Today, PTGs, unable to cope with their poverty and large families, are demanding the right to choose their family size and gain access to family planning services. Public Health Resource Network (PHRN) and State Health Resource Centre, Chhattisgarh (SHRC) along with local organisations are attempting to impact policy on this issue through evidence building, community mobilisation and media advocacy.
We surveyed 1200 households of Baiga, Pahari Korwa and Kamar communities in Kawardha, Sarguja and Gariaband districts of Chhattisgarh to understand access of PTGs to health and nutrition services, status of their livelihoods, ownership of resources, and land tenure under Forest Rights Act. We organised meetings (sammelans) of PTG communities and PTG Mitanins (community health workers) at the block level to present study findings, case studies and facilitate articulation of demands by the PTG community members in the presence of government officials and media. We also examined the 1979 government order related to sterilisations among PTGs. We organised advocacy on the issues that emerged through the study and the sammelan through mass media. Advocacy for policy change was undertaken using the emerging evidence and demands of the community.
We found that the access of PTG families to various health services is limited. Only 32% of the PTG families interviewed had received Rashtriya Swasthya Bima Yojana cards (RSBY – an insurance programme for people below poverty line). Of these, only 4% had used the card though 85% were Antyodaya beneficiaries. We also found that in only 6% of the families, women obtained financial incentives under the Janani Suraksha Yojana scheme.
We shared the study findings during the sammelans and the PTGs demanded access to permanent family planning methods, expressing their inability to sustain large families in their current state of impoverishment. Many women had undergone permanent sterilisation under a false name or caste. The administrators including district Collectors, block officials and health department personnel were sensitised towards the plight of the PTGs and their demands.
The order of 1979 of the Government of Madhya Pradesh related to sterilisations for PTGs was not available at the state level and was finally accessed at the district. Analysis of the order showed that the order itself did not propose a ‘ban’ on permanent sterilisations for PTGs. It had been interpreted and operationalised as a ban, which continues till today.

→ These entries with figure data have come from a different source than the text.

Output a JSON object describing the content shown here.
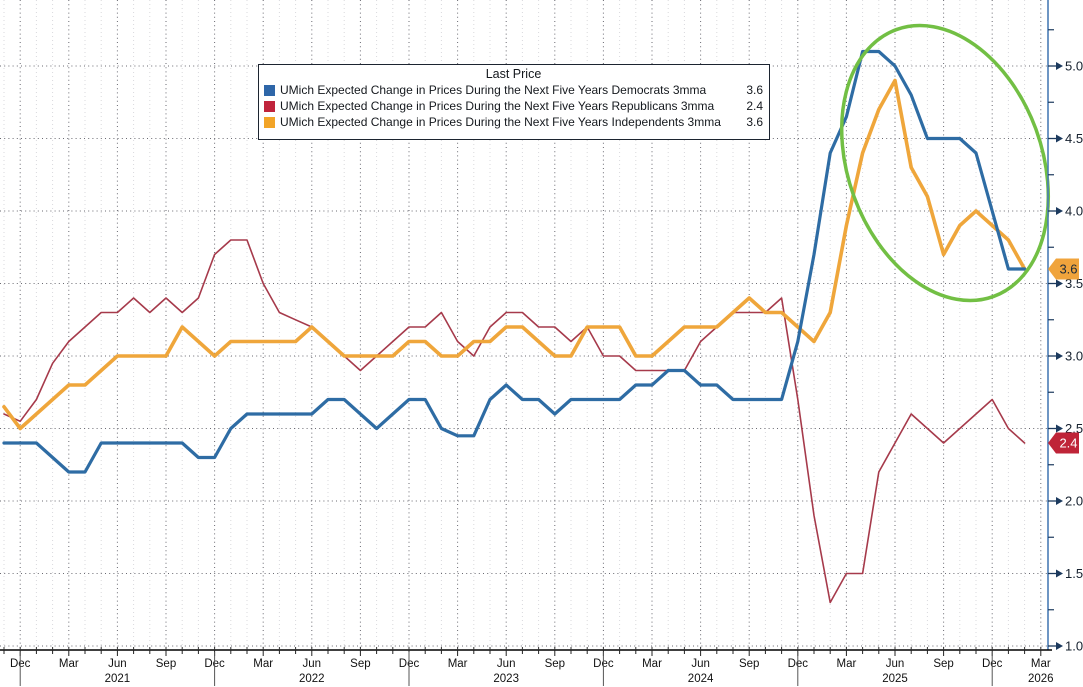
{
  "page": {
    "background": "#ffffff"
  },
  "legend": {
    "title": "Last Price",
    "items": [
      {
        "label": "UMich Expected Change in Prices During the Next Five Years Democrats 3mma",
        "value": "3.6"
      },
      {
        "label": "UMich Expected Change in Prices During the Next Five Years Republicans 3mma",
        "value": "2.4"
      },
      {
        "label": "UMich Expected Change in Prices During the Next Five Years Independents 3mma",
        "value": "3.6"
      }
    ]
  },
  "chart_data": {
    "type": "line",
    "title": "",
    "x_range": {
      "start": "2020-11",
      "end": "2026-03",
      "unit": "month"
    },
    "x_axis": {
      "ticks": [
        {
          "i": 1,
          "label": "Dec"
        },
        {
          "i": 4,
          "label": "Mar"
        },
        {
          "i": 7,
          "label": "Jun"
        },
        {
          "i": 10,
          "label": "Sep"
        },
        {
          "i": 13,
          "label": "Dec"
        },
        {
          "i": 16,
          "label": "Mar"
        },
        {
          "i": 19,
          "label": "Jun"
        },
        {
          "i": 22,
          "label": "Sep"
        },
        {
          "i": 25,
          "label": "Dec"
        },
        {
          "i": 28,
          "label": "Mar"
        },
        {
          "i": 31,
          "label": "Jun"
        },
        {
          "i": 34,
          "label": "Sep"
        },
        {
          "i": 37,
          "label": "Dec"
        },
        {
          "i": 40,
          "label": "Mar"
        },
        {
          "i": 43,
          "label": "Jun"
        },
        {
          "i": 46,
          "label": "Sep"
        },
        {
          "i": 49,
          "label": "Dec"
        },
        {
          "i": 52,
          "label": "Mar"
        },
        {
          "i": 55,
          "label": "Jun"
        },
        {
          "i": 58,
          "label": "Sep"
        },
        {
          "i": 61,
          "label": "Dec"
        },
        {
          "i": 64,
          "label": "Mar"
        }
      ],
      "years": [
        {
          "i": 7,
          "label": "2021"
        },
        {
          "i": 19,
          "label": "2022"
        },
        {
          "i": 31,
          "label": "2023"
        },
        {
          "i": 43,
          "label": "2024"
        },
        {
          "i": 55,
          "label": "2025"
        },
        {
          "i": 64,
          "label": "2026"
        }
      ],
      "year_separators": [
        1,
        13,
        25,
        37,
        49,
        61
      ]
    },
    "y_axis": {
      "min": 1.0,
      "max": 5.0,
      "major_step": 0.5,
      "minor_step": 0.25,
      "labels": [
        "1.0",
        "1.5",
        "2.0",
        "2.5",
        "3.0",
        "3.5",
        "4.0",
        "4.5",
        "5.0"
      ]
    },
    "series": [
      {
        "name": "UMich Expected Change in Prices During the Next Five Years Democrats 3mma",
        "color": "#2e6ca4",
        "swatch": "#2e66a8",
        "width": 3.2,
        "last": "3.6",
        "values": [
          2.4,
          2.4,
          2.4,
          2.3,
          2.2,
          2.2,
          2.4,
          2.4,
          2.4,
          2.4,
          2.4,
          2.4,
          2.3,
          2.3,
          2.5,
          2.6,
          2.6,
          2.6,
          2.6,
          2.6,
          2.7,
          2.7,
          2.6,
          2.5,
          2.6,
          2.7,
          2.7,
          2.5,
          2.45,
          2.45,
          2.7,
          2.8,
          2.7,
          2.7,
          2.6,
          2.7,
          2.7,
          2.7,
          2.7,
          2.8,
          2.8,
          2.9,
          2.9,
          2.8,
          2.8,
          2.7,
          2.7,
          2.7,
          2.7,
          3.1,
          3.7,
          4.4,
          4.65,
          5.1,
          5.1,
          5.0,
          4.8,
          4.5,
          4.5,
          4.5,
          4.4,
          4.0,
          3.6,
          3.6
        ]
      },
      {
        "name": "UMich Expected Change in Prices During the Next Five Years Republicans 3mma",
        "color": "#a63a4b",
        "swatch": "#c0243c",
        "width": 1.6,
        "last": "2.4",
        "values": [
          2.6,
          2.55,
          2.7,
          2.95,
          3.1,
          3.2,
          3.3,
          3.3,
          3.4,
          3.3,
          3.4,
          3.3,
          3.4,
          3.7,
          3.8,
          3.8,
          3.5,
          3.3,
          3.25,
          3.2,
          3.1,
          3.0,
          2.9,
          3.0,
          3.1,
          3.2,
          3.2,
          3.3,
          3.1,
          3.0,
          3.2,
          3.3,
          3.3,
          3.2,
          3.2,
          3.1,
          3.2,
          3.0,
          3.0,
          2.9,
          2.9,
          2.9,
          2.9,
          3.1,
          3.2,
          3.3,
          3.3,
          3.3,
          3.4,
          2.7,
          1.9,
          1.3,
          1.5,
          1.5,
          2.2,
          2.4,
          2.6,
          2.5,
          2.4,
          2.5,
          2.6,
          2.7,
          2.5,
          2.4
        ]
      },
      {
        "name": "UMich Expected Change in Prices During the Next Five Years Independents 3mma",
        "color": "#efa63b",
        "swatch": "#f2a427",
        "width": 3.6,
        "last": "3.6",
        "values": [
          2.65,
          2.5,
          2.6,
          2.7,
          2.8,
          2.8,
          2.9,
          3.0,
          3.0,
          3.0,
          3.0,
          3.2,
          3.1,
          3.0,
          3.1,
          3.1,
          3.1,
          3.1,
          3.1,
          3.2,
          3.1,
          3.0,
          3.0,
          3.0,
          3.0,
          3.1,
          3.1,
          3.0,
          3.0,
          3.1,
          3.1,
          3.2,
          3.2,
          3.1,
          3.0,
          3.0,
          3.2,
          3.2,
          3.2,
          3.0,
          3.0,
          3.1,
          3.2,
          3.2,
          3.2,
          3.3,
          3.4,
          3.3,
          3.3,
          3.2,
          3.1,
          3.3,
          3.9,
          4.4,
          4.7,
          4.9,
          4.3,
          4.1,
          3.7,
          3.9,
          4.0,
          3.9,
          3.8,
          3.6
        ]
      }
    ],
    "badges": [
      {
        "label": "3.6",
        "value": 3.6,
        "fill": "#f0a43c",
        "text": "#1b2a3a"
      },
      {
        "label": "2.4",
        "value": 2.4,
        "fill": "#bf2438",
        "text": "#ffffff"
      }
    ],
    "annotation": {
      "type": "ellipse",
      "color": "#72bf44"
    },
    "style": {
      "axis_line": "#4a7cb5",
      "tick": "#1c3a5e",
      "y_label": "#15202e",
      "x_label": "#111111",
      "x_axis_line": "#000000",
      "grid_major": "#6a6a72",
      "grid_minor": "#d9d9dc",
      "separator": "#555555"
    }
  }
}
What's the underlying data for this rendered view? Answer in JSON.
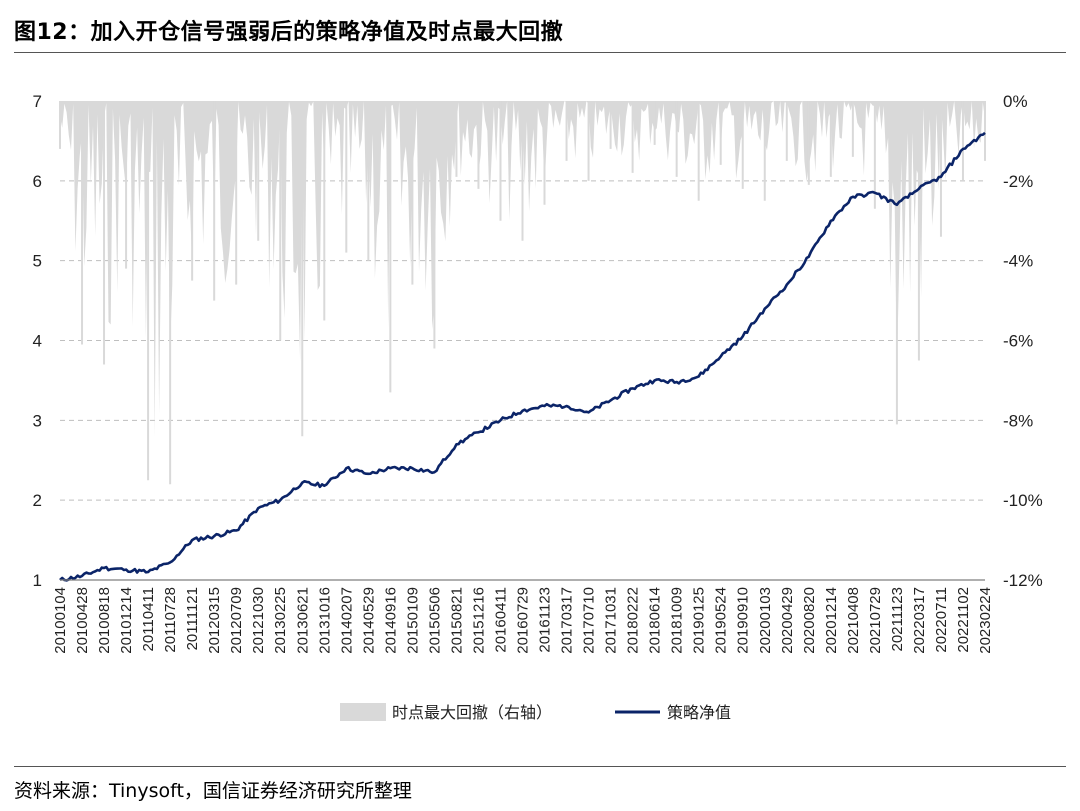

The findings were shared with media. They took up this issue in a big way and many newspapers published follow-up investigative reports after visiting various PTG communities. Based on this, SHRC Chhattisgarh formally wrote to the director of health services of Chhattisgarh to revoke this order.
PTGs are one of the most impoverished of tribal communities whose traditional livelihoods have been destroyed. Though the issues of health and nutrition are very severe among these groups, they are the ones with least access to health and nutrition services, manifested in high malnutrition and mortality rates. In such a situation, the negative implications of the ‘ban’ on sterilisation, on their lives are enormous.
Denial of access to family planning services and of the right to choose one’s family size is a denial of basic human right and therefore has to be corrected at the earliest. It has to go hand-in-hand with interventions to improve their livelihoods, reduce malnutrition and improve their access to nutrition and health schemes and basic health services. Organisations of PTGs themselves should be empowered to put forward these demands and participate in planning and monitoring initiatives meant for them. This process has started in the blocks where this initiative took place and gradually a consensus is building up within the government in Chhattisgarh on revoking the order and reinstating the reproductive rights of the PTGs.
The study and the sammelans were funded under the Chhattisgarh National Rural Health Mission Programme Implementation Plan 2011-12 under the initiative for vulnerable groups.